Он оказался настолько полезным «свидетелем» что организаторы судебного процесса решили не ограничиваться его показаниями против Каменева и Зиновьева, как было задумано вначале. Теперь он подписывал показания чуть ли не против всех бывших партийных деятелей, которые должны были пригодиться на последующих процессах. По требованию Ежова, он оклеветал в своих показаниях бывшего главу советского правительства – Рыкова, бывших членов Политбюро – Бухарина и Томского, оклеветал также Ивана Смирнова, Мрачковского и Тер-Ваганяна.
Сотрудничество Рейнгольда с руководителями следствия зашло так далеко, что временами они просто забывали, что он является обвиняемым. Отсюда и такая странность в «свидетельских показаниях» Рейнгольда: они принадлежат словно бы не раскаивающемуся террористу, только накануне замышлявшему убийство Сталина, а негодующему обвинителю. Он гневно характеризует организацию, к которой якобы принадлежал, как «контрреволюционную террористическую банду убийц, пытавшуюся подорвать могущество страны всеми доступными ей средствами».
Показания Рейнгольда, тщательно выверенные Мироновым, начальником Экономического управления НКВД, и Аграновым, Ягода передал Сталину. На следующий день Сталин вернул эти бумаги с поправками, вызвавшими невероятный переполох среди руководства наркомата внутренних дел: из показаний, где Рейнгольд свидетельствует, что Зиновьев настаивал на убийстве Сталина, Молотова, Кагановича и Кирова, Сталин собственноручно вычеркнул фамилию Молотова.

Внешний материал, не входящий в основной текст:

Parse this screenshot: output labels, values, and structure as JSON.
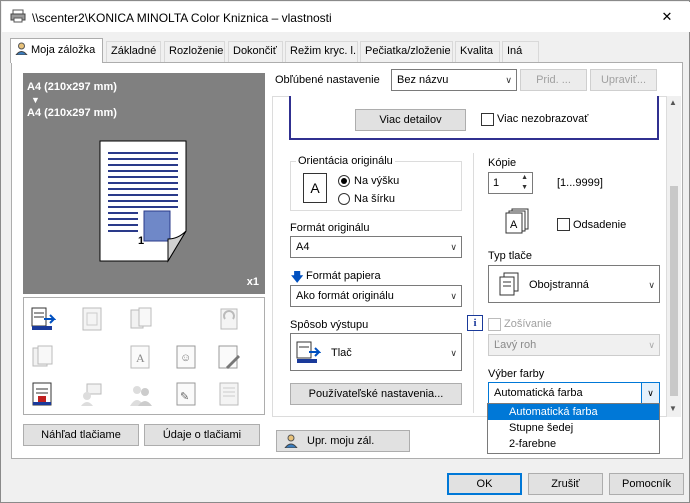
{
  "window": {
    "title": "\\\\scenter2\\KONICA MINOLTA Color Kniznica – vlastnosti",
    "close": "✕"
  },
  "tabs": [
    {
      "label": "Moja záložka",
      "active": true
    },
    {
      "label": "Základné"
    },
    {
      "label": "Rozloženie"
    },
    {
      "label": "Dokončiť"
    },
    {
      "label": "Režim kryc. l."
    },
    {
      "label": "Pečiatka/zloženie"
    },
    {
      "label": "Kvalita"
    },
    {
      "label": "Iná"
    }
  ],
  "preview": {
    "line1": "A4 (210x297 mm)",
    "arrow": "▼",
    "line2": "A4 (210x297 mm)",
    "copies_badge": "x1",
    "page_num": "1"
  },
  "left_buttons": {
    "preview_print": "Náhľad tlačiame",
    "print_info": "Údaje o tlačiami"
  },
  "favorite": {
    "label": "Obľúbené nastavenie",
    "value": "Bez názvu",
    "add": "Prid. ...",
    "edit": "Upraviť..."
  },
  "details": {
    "more_details": "Viac detailov",
    "dont_show": "Viac nezobrazovať"
  },
  "orientation": {
    "group": "Orientácia originálu",
    "portrait": "Na výšku",
    "landscape": "Na šírku",
    "selected": "portrait"
  },
  "original_size": {
    "label": "Formát originálu",
    "value": "A4"
  },
  "paper_size": {
    "label": "Formát papiera",
    "value": "Ako formát originálu"
  },
  "output": {
    "label": "Spôsob výstupu",
    "value": "Tlač"
  },
  "user_settings": "Používateľské nastavenia...",
  "copies": {
    "label": "Kópie",
    "value": "1",
    "range": "[1...9999]"
  },
  "offset": {
    "label": "Odsadenie",
    "checked": false
  },
  "print_type": {
    "label": "Typ tlače",
    "value": "Obojstranná"
  },
  "staple": {
    "label": "Zošívanie",
    "value": "Ľavý roh",
    "info": "i"
  },
  "color": {
    "label": "Výber farby",
    "value": "Automatická farba",
    "options": [
      "Automatická farba",
      "Stupne šedej",
      "2-farebne"
    ],
    "selected_index": 0
  },
  "bottom": {
    "edit_tab": "Upr. moju zál.",
    "ok": "OK",
    "cancel": "Zrušiť",
    "help": "Pomocník"
  },
  "colors": {
    "accent": "#0078d7",
    "highlight": "#0078d7"
  }
}
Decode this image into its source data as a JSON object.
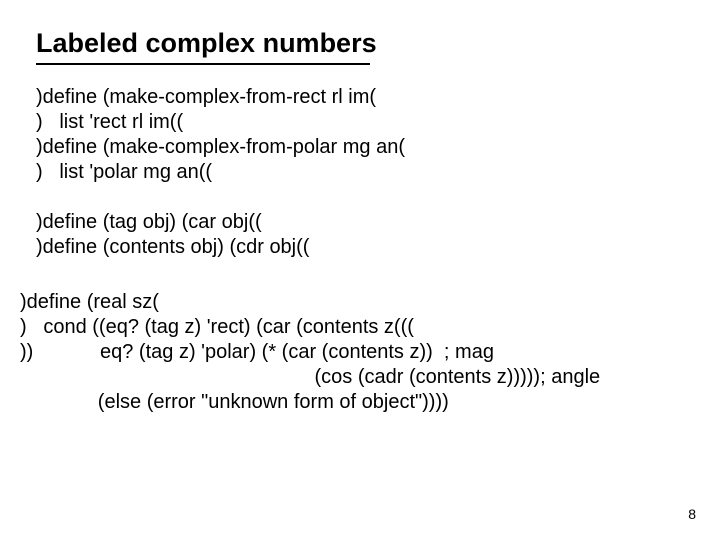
{
  "title": "Labeled complex numbers",
  "block1": {
    "line1": ")define (make-complex-from-rect rl im(",
    "line2": ")   list 'rect rl im((",
    "line3": ")define (make-complex-from-polar mg an(",
    "line4": ")   list 'polar mg an(("
  },
  "block2": {
    "line1": ")define (tag obj) (car obj((",
    "line2": ")define (contents obj) (cdr obj(("
  },
  "block3": {
    "line1": ")define (real sz(",
    "line2": ")   cond ((eq? (tag z) 'rect) (car (contents z(((",
    "line3": "))            eq? (tag z) 'polar) (* (car (contents z))  ; mag",
    "line4": "                                                     (cos (cadr (contents z))))); angle",
    "line5": "              (else (error \"unknown form of object\"))))"
  },
  "pagenum": "8"
}
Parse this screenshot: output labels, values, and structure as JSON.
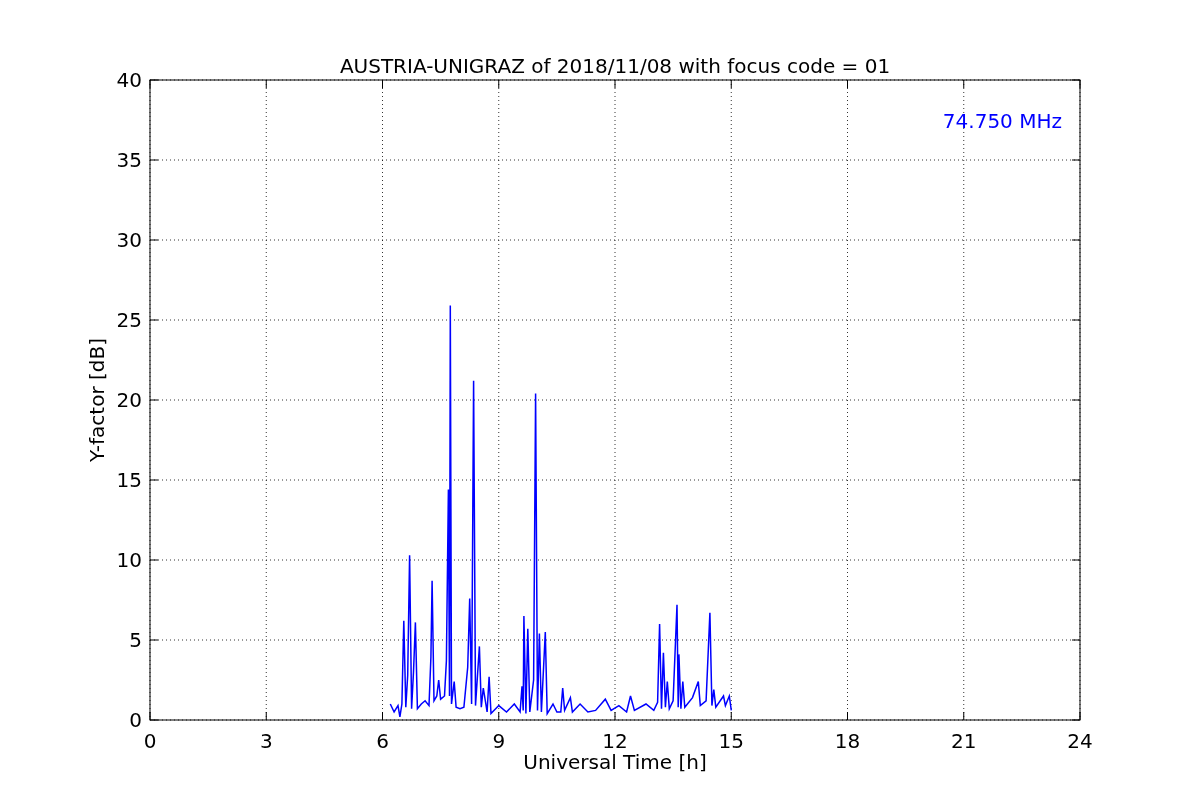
{
  "chart_data": {
    "type": "line",
    "title": "AUSTRIA-UNIGRAZ of 2018/11/08 with focus code = 01",
    "xlabel": "Universal Time [h]",
    "ylabel": "Y-factor [dB]",
    "x": [
      6.2,
      6.3,
      6.4,
      6.45,
      6.5,
      6.55,
      6.6,
      6.65,
      6.7,
      6.75,
      6.8,
      6.85,
      6.9,
      7.0,
      7.1,
      7.2,
      7.25,
      7.28,
      7.33,
      7.4,
      7.45,
      7.5,
      7.6,
      7.65,
      7.7,
      7.73,
      7.75,
      7.78,
      7.85,
      7.9,
      8.0,
      8.1,
      8.2,
      8.25,
      8.3,
      8.35,
      8.4,
      8.5,
      8.55,
      8.6,
      8.7,
      8.75,
      8.8,
      9.0,
      9.2,
      9.4,
      9.55,
      9.6,
      9.63,
      9.65,
      9.7,
      9.75,
      9.8,
      9.9,
      9.95,
      10.0,
      10.05,
      10.1,
      10.2,
      10.25,
      10.4,
      10.5,
      10.6,
      10.65,
      10.7,
      10.85,
      10.9,
      11.1,
      11.3,
      11.5,
      11.75,
      11.9,
      12.1,
      12.3,
      12.4,
      12.5,
      12.8,
      13.0,
      13.1,
      13.15,
      13.2,
      13.25,
      13.3,
      13.35,
      13.4,
      13.5,
      13.6,
      13.63,
      13.65,
      13.7,
      13.75,
      13.8,
      14.0,
      14.15,
      14.2,
      14.35,
      14.45,
      14.5,
      14.55,
      14.6,
      14.8,
      14.85,
      14.95,
      15.0
    ],
    "series": [
      {
        "name": "74.750 MHz",
        "color": "#0000ff",
        "values": [
          1.0,
          0.5,
          0.9,
          0.2,
          1.0,
          6.2,
          0.8,
          2.8,
          10.3,
          0.7,
          3.0,
          6.1,
          0.7,
          1.0,
          1.2,
          0.9,
          3.9,
          8.7,
          1.2,
          1.5,
          2.5,
          1.3,
          1.5,
          3.7,
          14.4,
          1.5,
          25.9,
          1.0,
          2.4,
          0.8,
          0.7,
          0.8,
          3.3,
          7.6,
          1.0,
          21.2,
          0.9,
          4.6,
          0.8,
          2.0,
          0.5,
          2.7,
          0.4,
          0.9,
          0.5,
          1.0,
          0.5,
          2.1,
          0.6,
          6.5,
          0.4,
          5.7,
          0.5,
          2.5,
          20.4,
          0.6,
          5.4,
          0.5,
          5.5,
          0.4,
          1.0,
          0.5,
          0.5,
          2.0,
          0.6,
          1.4,
          0.5,
          1.0,
          0.5,
          0.6,
          1.3,
          0.6,
          0.9,
          0.5,
          1.5,
          0.6,
          1.0,
          0.6,
          1.1,
          6.0,
          0.7,
          4.2,
          0.8,
          2.4,
          0.7,
          1.2,
          7.2,
          0.8,
          4.1,
          0.7,
          2.4,
          0.8,
          1.4,
          2.4,
          0.9,
          1.2,
          6.7,
          0.9,
          1.9,
          0.8,
          1.5,
          0.9,
          1.5,
          0.6
        ]
      }
    ],
    "xlim": [
      0,
      24
    ],
    "ylim": [
      0,
      40
    ],
    "xticks": [
      0,
      3,
      6,
      9,
      12,
      15,
      18,
      21,
      24
    ],
    "yticks": [
      0,
      5,
      10,
      15,
      20,
      25,
      30,
      35,
      40
    ],
    "grid": true
  }
}
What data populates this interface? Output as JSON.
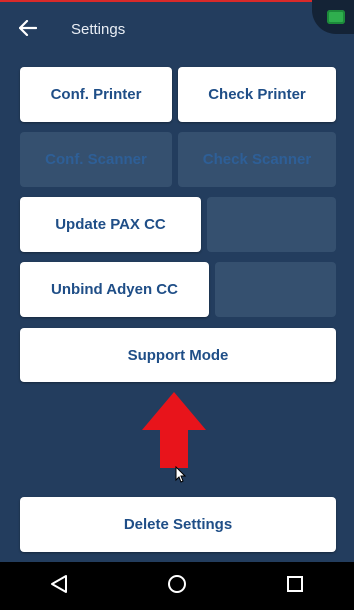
{
  "header": {
    "title": "Settings",
    "back_icon": "arrow-left-icon",
    "status_icon": "green-indicator-icon"
  },
  "buttons": {
    "conf_printer": "Conf. Printer",
    "check_printer": "Check Printer",
    "conf_scanner": "Conf. Scanner",
    "check_scanner": "Check Scanner",
    "update_pax_cc": "Update PAX CC",
    "unbind_adyen_cc": "Unbind Adyen CC",
    "support_mode": "Support Mode",
    "delete_settings": "Delete Settings"
  },
  "colors": {
    "background": "#233d5e",
    "button_text": "#1f4e87",
    "arrow": "#e8141b"
  },
  "navbar": {
    "icons": [
      "back-triangle-icon",
      "home-circle-icon",
      "recents-square-icon"
    ]
  }
}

Ягоде ничего не оставалось, как распорядиться, чтобы руководители следственных групп не упоминали эту фамилию в показаниях обвиняемых, касающихся покушений на вождей партии и государственных деятелей. Было очевидно, что между Сталиным и Молотовым возникло какое-то разногласие и Молотов может в любой момент бесследно исчезнуть с политического горизонта страны, как это ранее произошло с главой правительства РСФСР Сырцовым, прежним сталинским фаворитом. Работники НКВД знали, что от Сталина можно ожидать всего: сегодня он вычеркивает Молотова из списка жертв, намеченных заговорщиками, а назавтра потребует включить его уже в списки участников этого заговора, замышлявших убийство «вождей».
Ввиду того что этот эпизод интересен с точки зрения трактовки московских процессов как орудия сталинских политических интриг, я вернусь к нему в одной из последующих глав.
В показания Рейнгольда Сталин внес и другие исправления. Иногда они носили деловой характер, однако нередко были такого сорта, что руководители НКВД, перечитывая их, едва могли сдержать ироническую усмешку, а то и начинали, втихомолку хихикать. Например, прочитав в показаниях Рейнгольда, что Зиновьев настаивал на необходимости убить не только Сталина, но также и Кирова, Сталин сделал такую приписку: «Зиновьев заявил: недостаточно свалить дуб, все молодые дубки, поднявшиеся вокруг, тоже должны быть вырваны».